Digital Queue Management System. Should a physical medical centre visit be required, the digital queue management system enables patients to book medical centre appointments remotely and receive updates on the waiting time to consultation before deciding on the most appropriate time to arrive at the medical centre. This reduces waiting time at the medical centre and serves as an effective crowd management tool.

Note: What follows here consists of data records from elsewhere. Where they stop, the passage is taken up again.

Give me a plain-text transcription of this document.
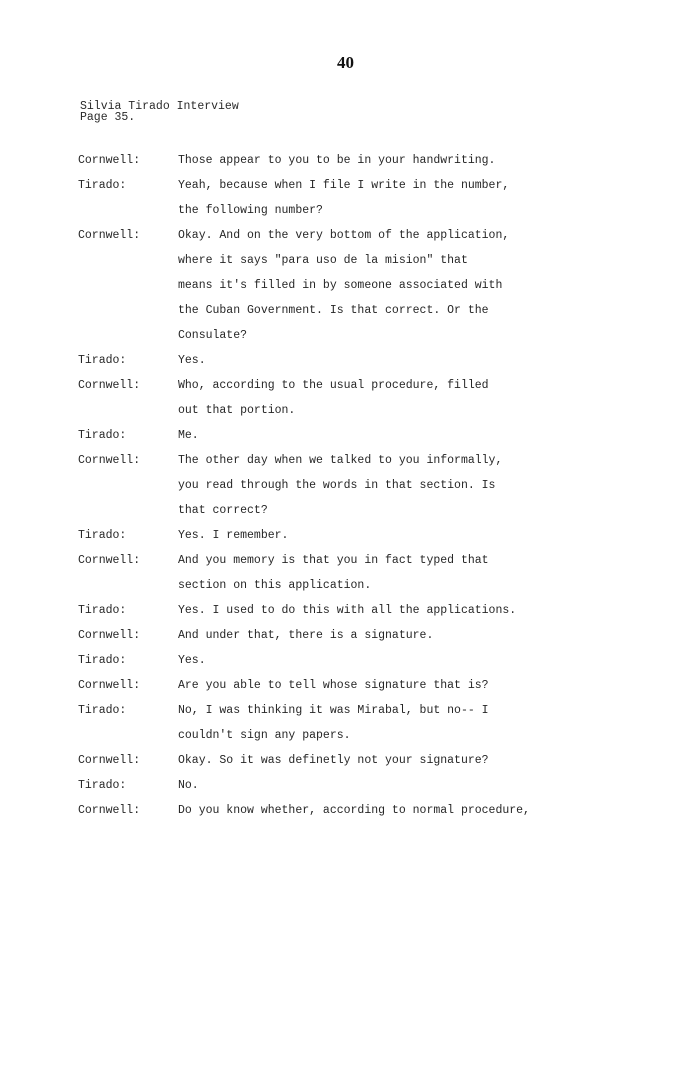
40
Silvia Tirado Interview
Page 35.
Cornwell:	Those appear to you to be in your handwriting.
Tirado:	Yeah, because when I file I write in the number,
the following number?
Cornwell:	Okay. And on the very bottom of the application,
where it says "para uso de la mision" that
means it's filled in by someone associated with
the Cuban Government. Is that correct. Or the
Consulate?
Tirado:	Yes.
Cornwell:	Who, according to the usual procedure, filled
out that portion.
Tirado:	Me.
Cornwell:	The other day when we talked to you informally,
you read through the words in that section. Is
that correct?
Tirado:	Yes. I remember.
Cornwell:	And you memory is that you in fact typed that
section on this application.
Tirado:	Yes. I used to do this with all the applications.
Cornwell:	And under that, there is a signature.
Tirado:	Yes.
Cornwell:	Are you able to tell whose signature that is?
Tirado:	No, I was thinking it was Mirabal, but no-- I
couldn't sign any papers.
Cornwell:	Okay. So it was definetly not your signature?
Tirado:	No.
Cornwell:	Do you know whether, according to normal procedure,
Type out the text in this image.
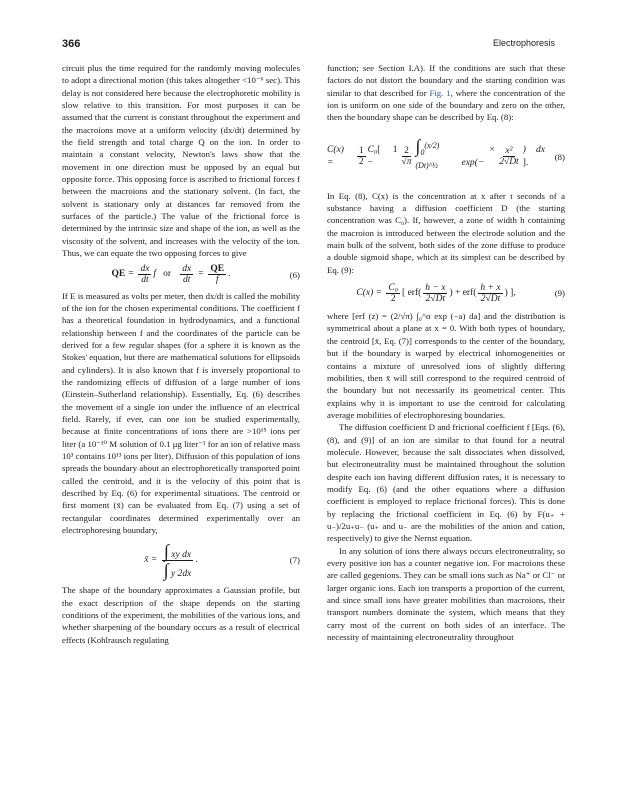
366	Electrophoresis

circuit plus the time required for the randomly moving molecules to adopt a directional motion (this takes altogether <10⁻⁶ sec). This delay is not considered here because the electrophoretic mobility is slow relative to this transition. For most purposes it can be assumed that the current is constant throughout the experiment and the macroions move at a uniform velocity (dx/dt) determined by the field strength and total charge Q on the ion. In order to maintain a constant velocity, Newton's laws show that the movement in one direction must be opposed by an equal but opposite force. This opposing force is ascribed to frictional forces f between the macroions and the stationary solvent. (In fact, the solvent is stationary only at distances far removed from the surfaces of the particle.) The value of the frictional force is determined by the intrinsic size and shape of the ion, as well as the viscosity of the solvent, and increases with the velocity of the ion. Thus, we can equate the two opposing forces to give

QE = $\frac{dx}{dt}$ f   or $\frac{dx}{dt} = \frac{QE}{f}$ .	(6)

If E is measured as volts per meter, then dx/dt is called the mobility of the ion for the chosen experimental conditions. The coefficient f has a theoretical foundation in hydrodynamics, and a functional relationship between f and the coordinates of the particle can be derived for a few regular shapes (for a sphere it is known as the Stokes' equation, but there are mathematical solutions for ellipsoids and cylinders). It is also known that f is inversely proportional to the randomizing effects of diffusion of a large number of ions (Einstein–Sutherland relationship). Essentially, Eq. (6) describes the movement of a single ion under the influence of an electrical field. Rarely, if ever, can one ion be studied experimentally, because at finite concentrations of ions there are >10¹⁵ ions per liter (a 10⁻¹⁰ M solution of 0.1 μg liter⁻¹ for an ion of relative mass 10³ contains 10¹³ ions per liter). Diffusion of this population of ions spreads the boundary about an electrophoretically transported point called the centroid, and it is the velocity of this point that is described by Eq. (6) for experimental situations. The centroid or first moment (x̄) can be evaluated from Eq. (7) using a set of rectangular coordinates determined experimentally over an electrophoresing boundary,

x̄ = $\frac{\text{∫ xy dx}}{\int y 2dx}$ .	(7)

The shape of the boundary approximates a Gaussian profile, but the exact description of the shape depends on the starting conditions of the experiment, the mobilities of the various ions, and whether sharpening of the boundary occurs as a result of electrical effects (Kohlrausch regulating

function; see Section I.A). If the conditions are such that these factors do not distort the boundary and the starting condition was similar to that described for Fig. 1, where the concentration of the ion is uniform on one side of the boundary and zero on the other, then the boundary shape can be described by Eq. (8):

C(x) =	$\frac{1}{2} C_0$[ 1 −	$\frac{2}{√\pi} \int_0^{(x/2)(Dt)\^{}\frac{1}{2}}$
× exp(−	$\frac{\text{x²}}{2√Dt}$ ) dx ].
(8)

In Eq. (8), C(x) is the concentration at x after t seconds of a substance having a diffusion coefficient D (the starting concentration was C₀). If, however, a zone of width h containing the macroion is introduced between the electrode solution and the main bulk of the solvent, both sides of the zone diffuse to produce a double sigmoid shape, which at its simplest can be described by Eq. (9):

$C(x) = \frac{\text{C₀}}{2}$ [ $erf( \frac{h - x}{2√Dt}$ ) + $erf( \frac{h + x}{2√Dt}$ ) ],	(9)

where [erf (z) = (2/√π) ∫₀^α exp (−a) da] and the distribution is symmetrical about a plane at x = 0. With both types of boundary, the centroid [x̄, Eq. (7)] corresponds to the center of the boundary, but if the boundary is warped by electrical inhomogeneities or contains a mixture of unresolved ions of slightly differing mobilities, then x̄ will still correspond to the required centroid of the boundary but not necessarily its geometrical center. This explains why it is important to use the centroid for calculating average mobilities of electrophoresing boundaries.

The diffusion coefficient D and frictional coefficient f [Eqs. (6), (8), and (9)] of an ion are similar to that found for a neutral molecule. However, because the salt dissociates when dissolved, but electroneutrality must be maintained throughout the solution despite each ion having different diffusion rates, it is necessary to modify Eq. (6) (and the other equations where a diffusion coefficient is employed to replace frictional forces). This is done by replacing the frictional coefficient in Eq. (6) by F(u₊ + u₋)/2u₊u₋ (u₊ and u₋ are the mobilities of the anion and cation, respectively) to give the Nernst equation.

In any solution of ions there always occurs electroneutrality, so every positive ion has a counter negative ion. For macroions these are called gegenions. They can be small ions such as Na⁺ or Cl⁻ or larger organic ions. Each ion transports a proportion of the current, and since small ions have greater mobilities than macroions, their transport numbers dominate the system, which means that they carry most of the current on both sides of an interface. The necessity of maintaining electroneutrality throughout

Mobile Application for Air Base Logistics and Medical Support. This is an integrated mobile application serving a variety of Air Base-related functions. A first-responder function has been embedded within the application with location pinning capability to facilitate ambulance dispatch in the event of an in-base medical emergency. The digitalisation of such a critical function negates the need to memorise telephone numbers and provide complex descriptions to direct medical staff during emergencies.
1-visit Health Screening Programme (HSP). The 1-visit HSP has been implemented in all RSAF medical centres since May 20. This programme streamlines the conventional two- visit conduct of the HSP (the first visit for the conduct of medical investigations and second visit for the medical consultation) into a single visit involving both processes, resulting in time- and commute-savings for both Active and NSmen personnel. A second consultation will only be required if any of the investigations return abnormal. Following on from this optimised process, TAB MC will trial the incorporation of tele-consultation for suitable cases.
Evening Clinics. Acknowledging the busy schedules of our NSmen, TAB MC has trialled the conduct of evening clinics for NSmen to better cater to their daytime commitments. This increases overall convenience for our NSmen population and minimises barriers to healthcare accessibility.
Rigorous and Realistic Medical Training. All Singapore Armed Forces (SAF) Medical Officers and Medics undergo rigorous and realistic medical training, incorporating the use of high-fidelity manikins, to maintain medical response standards and upkeep competency levels. The SAF's medical staff are knowledgeable, well-equipped and always prepared to respond to medical emergencies.
Medical Tunics. To project a professional image as the face of RSAF's healthcare, customised medical tunics were designed, taking into account hygiene considerations, with functionality and overall image portrayal as focal points. These tunics have additional pockets for storage of medical accessories, are more comfortable when worn while performing medical procedures, and are laundered centrally within the medical centre at the end of each day.
Service Excellence Course for Medics. To provide high quality customer service to engender a positive patient experience, all RSAF Medics undergo a service-oriented course, which equips them with the relevant knowledge and skillsets to increase service consciousness and improve service quality.
1 The conventional means of patient identity verification, registration and swab labelling via manual methods would require approximately 5 to 10 minutes. Following digitalisation, this process can be easily completed within 2 to 3 minutes.
2 Tele-consultation refers to interactions between remote healthcare professionals and patients/ caregivers for the purposes of direct clinical care, e.g. triage, history, examination, diagnosis and treatment.
3 Tele-collaboration refers to interactions between (facility-based or mobile) on-site and remote healthcare professionals for clinical purposes, e.g. referral, co-diagnosis, supervision or case review.
4 Servicemen undergoing Operationally Ready Date (ORD) Fitness for Instruction (FFI) medical reviews and the Health Screening Programme (HSP).